Ciento treinta años después, el panorama ha cambiado mucho en sus formas, pero no en su fondo. El capitalismo ha aprendido a maquillarse rostros amables y sonrisas que prometen la felicidad general, aunque estas máscaras engañan cada vez a menos gente. En todo el mundo, aún continúa la pelea por la igualdad, los salarios dignos, las condiciones humanas. Y aún muchos mártires cuestan y han costado cada conquista, cada derecho obtenido que luego hay que defender.

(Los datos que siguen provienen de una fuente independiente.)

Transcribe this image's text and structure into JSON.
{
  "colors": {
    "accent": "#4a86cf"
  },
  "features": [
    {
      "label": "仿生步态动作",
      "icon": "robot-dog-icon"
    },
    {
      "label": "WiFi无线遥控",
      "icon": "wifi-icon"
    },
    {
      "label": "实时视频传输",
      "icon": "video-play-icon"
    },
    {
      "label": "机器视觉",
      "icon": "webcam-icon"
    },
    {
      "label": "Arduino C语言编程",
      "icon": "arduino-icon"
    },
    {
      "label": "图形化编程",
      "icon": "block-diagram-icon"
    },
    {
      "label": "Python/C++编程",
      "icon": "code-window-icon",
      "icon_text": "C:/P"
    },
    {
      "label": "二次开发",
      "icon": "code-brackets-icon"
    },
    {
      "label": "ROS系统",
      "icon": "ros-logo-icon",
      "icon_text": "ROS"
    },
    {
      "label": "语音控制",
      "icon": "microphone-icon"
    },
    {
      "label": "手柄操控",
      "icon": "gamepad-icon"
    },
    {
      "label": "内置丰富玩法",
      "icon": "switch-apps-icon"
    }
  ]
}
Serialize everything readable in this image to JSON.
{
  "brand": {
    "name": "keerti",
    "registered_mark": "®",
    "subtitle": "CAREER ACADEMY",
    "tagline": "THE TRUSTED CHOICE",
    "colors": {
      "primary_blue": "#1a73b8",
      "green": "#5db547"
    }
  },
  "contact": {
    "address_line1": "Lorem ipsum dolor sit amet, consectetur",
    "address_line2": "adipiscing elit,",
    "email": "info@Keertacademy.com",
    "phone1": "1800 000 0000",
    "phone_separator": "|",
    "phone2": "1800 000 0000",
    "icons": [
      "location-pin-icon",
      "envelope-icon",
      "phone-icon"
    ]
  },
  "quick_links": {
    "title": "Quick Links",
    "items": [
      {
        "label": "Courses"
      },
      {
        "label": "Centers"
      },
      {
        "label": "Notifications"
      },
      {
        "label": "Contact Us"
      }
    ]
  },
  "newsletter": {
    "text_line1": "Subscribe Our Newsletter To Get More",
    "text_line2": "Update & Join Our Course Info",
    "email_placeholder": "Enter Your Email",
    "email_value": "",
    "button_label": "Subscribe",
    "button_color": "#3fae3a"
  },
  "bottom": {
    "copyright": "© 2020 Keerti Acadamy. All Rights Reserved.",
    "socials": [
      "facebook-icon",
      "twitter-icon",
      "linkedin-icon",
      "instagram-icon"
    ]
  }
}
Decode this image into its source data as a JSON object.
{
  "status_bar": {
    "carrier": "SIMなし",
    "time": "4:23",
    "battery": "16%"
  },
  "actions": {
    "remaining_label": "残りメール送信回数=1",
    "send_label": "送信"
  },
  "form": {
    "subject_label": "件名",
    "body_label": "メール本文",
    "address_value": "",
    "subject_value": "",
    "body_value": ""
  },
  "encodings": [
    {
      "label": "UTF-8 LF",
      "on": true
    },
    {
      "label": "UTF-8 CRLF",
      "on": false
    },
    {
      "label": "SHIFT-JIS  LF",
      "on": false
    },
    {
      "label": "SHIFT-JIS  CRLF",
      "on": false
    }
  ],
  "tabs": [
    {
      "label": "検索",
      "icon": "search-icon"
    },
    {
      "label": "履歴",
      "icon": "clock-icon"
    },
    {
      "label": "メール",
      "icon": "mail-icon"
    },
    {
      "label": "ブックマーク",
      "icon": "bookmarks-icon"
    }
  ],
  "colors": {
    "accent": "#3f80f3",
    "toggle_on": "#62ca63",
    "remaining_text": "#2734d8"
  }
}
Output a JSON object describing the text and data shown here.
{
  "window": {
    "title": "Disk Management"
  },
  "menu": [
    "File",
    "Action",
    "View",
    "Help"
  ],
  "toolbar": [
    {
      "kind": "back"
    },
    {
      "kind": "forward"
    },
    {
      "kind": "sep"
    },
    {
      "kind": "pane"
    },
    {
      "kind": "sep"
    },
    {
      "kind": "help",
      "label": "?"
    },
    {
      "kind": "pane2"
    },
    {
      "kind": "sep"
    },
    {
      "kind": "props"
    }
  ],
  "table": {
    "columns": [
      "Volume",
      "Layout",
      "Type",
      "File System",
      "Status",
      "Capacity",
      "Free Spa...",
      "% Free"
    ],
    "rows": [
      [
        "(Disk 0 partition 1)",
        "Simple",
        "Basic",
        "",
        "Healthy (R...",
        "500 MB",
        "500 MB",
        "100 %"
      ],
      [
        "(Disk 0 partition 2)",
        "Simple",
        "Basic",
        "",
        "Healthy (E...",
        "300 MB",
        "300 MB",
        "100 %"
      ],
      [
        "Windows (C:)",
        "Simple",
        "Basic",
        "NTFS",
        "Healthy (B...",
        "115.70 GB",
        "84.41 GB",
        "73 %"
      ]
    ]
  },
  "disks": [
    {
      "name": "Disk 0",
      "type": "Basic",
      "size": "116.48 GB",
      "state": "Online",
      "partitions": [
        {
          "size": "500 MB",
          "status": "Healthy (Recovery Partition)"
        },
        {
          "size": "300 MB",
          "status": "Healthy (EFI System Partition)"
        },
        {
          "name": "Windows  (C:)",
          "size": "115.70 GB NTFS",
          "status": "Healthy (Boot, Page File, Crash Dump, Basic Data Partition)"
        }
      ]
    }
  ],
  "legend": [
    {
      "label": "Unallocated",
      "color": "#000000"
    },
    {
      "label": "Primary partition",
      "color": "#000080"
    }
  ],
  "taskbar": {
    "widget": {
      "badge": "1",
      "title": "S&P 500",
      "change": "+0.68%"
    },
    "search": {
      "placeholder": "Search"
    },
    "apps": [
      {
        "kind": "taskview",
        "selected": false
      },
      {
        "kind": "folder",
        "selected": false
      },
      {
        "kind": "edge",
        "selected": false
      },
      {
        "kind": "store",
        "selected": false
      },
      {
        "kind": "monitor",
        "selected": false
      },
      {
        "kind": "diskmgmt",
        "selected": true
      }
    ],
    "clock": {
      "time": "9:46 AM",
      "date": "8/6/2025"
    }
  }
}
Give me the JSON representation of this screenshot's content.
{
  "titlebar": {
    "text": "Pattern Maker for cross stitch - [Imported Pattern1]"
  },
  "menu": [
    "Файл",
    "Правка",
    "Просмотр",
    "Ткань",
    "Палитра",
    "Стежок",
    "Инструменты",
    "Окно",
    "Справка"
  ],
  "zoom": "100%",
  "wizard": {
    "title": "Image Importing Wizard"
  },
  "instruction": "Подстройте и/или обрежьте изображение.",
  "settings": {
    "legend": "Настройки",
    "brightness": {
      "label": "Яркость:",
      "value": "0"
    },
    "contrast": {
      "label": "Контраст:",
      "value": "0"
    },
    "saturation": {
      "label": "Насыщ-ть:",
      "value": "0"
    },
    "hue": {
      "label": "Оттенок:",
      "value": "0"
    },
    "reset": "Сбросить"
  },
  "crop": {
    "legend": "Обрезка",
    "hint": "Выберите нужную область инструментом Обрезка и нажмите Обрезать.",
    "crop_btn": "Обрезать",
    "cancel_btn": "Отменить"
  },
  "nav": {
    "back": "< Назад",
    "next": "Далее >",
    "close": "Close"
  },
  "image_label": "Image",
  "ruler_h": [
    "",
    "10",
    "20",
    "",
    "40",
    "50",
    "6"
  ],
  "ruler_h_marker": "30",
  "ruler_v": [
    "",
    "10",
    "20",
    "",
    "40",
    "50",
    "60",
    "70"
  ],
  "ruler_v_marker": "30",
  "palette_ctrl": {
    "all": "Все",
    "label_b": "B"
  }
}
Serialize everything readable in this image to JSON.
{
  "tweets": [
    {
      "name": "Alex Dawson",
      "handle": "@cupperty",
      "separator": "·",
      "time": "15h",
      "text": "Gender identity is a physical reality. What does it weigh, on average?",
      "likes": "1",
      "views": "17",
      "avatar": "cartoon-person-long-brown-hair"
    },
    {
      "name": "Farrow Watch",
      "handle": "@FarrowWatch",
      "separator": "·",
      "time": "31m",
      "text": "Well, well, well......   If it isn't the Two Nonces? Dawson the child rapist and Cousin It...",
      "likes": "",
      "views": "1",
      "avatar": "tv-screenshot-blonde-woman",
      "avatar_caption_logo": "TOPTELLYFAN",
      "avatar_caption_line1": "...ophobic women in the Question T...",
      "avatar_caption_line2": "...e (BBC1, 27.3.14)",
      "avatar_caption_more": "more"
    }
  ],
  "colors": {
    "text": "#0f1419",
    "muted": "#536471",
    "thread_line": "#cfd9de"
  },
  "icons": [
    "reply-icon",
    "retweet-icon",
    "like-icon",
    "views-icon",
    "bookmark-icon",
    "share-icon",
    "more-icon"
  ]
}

Lejos de acabar, la lucha sigue, en un mundo cada vez más globalizado y deshumanizado, donde cientos de millones de trabajadores malviven con salarios de hambre mientras los grupos de poder económico concentran cada vez más el poder e impunidad.
Los Mártires de Chicago no fueron los primeros, y
ciertamente no serán los últimos en caer. La justicia, según parece, seguirá requiriendo una cuota de sangre. Por eso Engels, Fischer, Parsons, Spies y Lingg se han convertido en emblema y símbolo de la reivindicación de la
dignidad trabajadora. Nada mejor, entonces, que ejercer la memoria y rescatar su
legado en cada 1 de Mayo y en cada día de nuestra vida como aquello que más nos
honra: nuestra condición de trabajadores.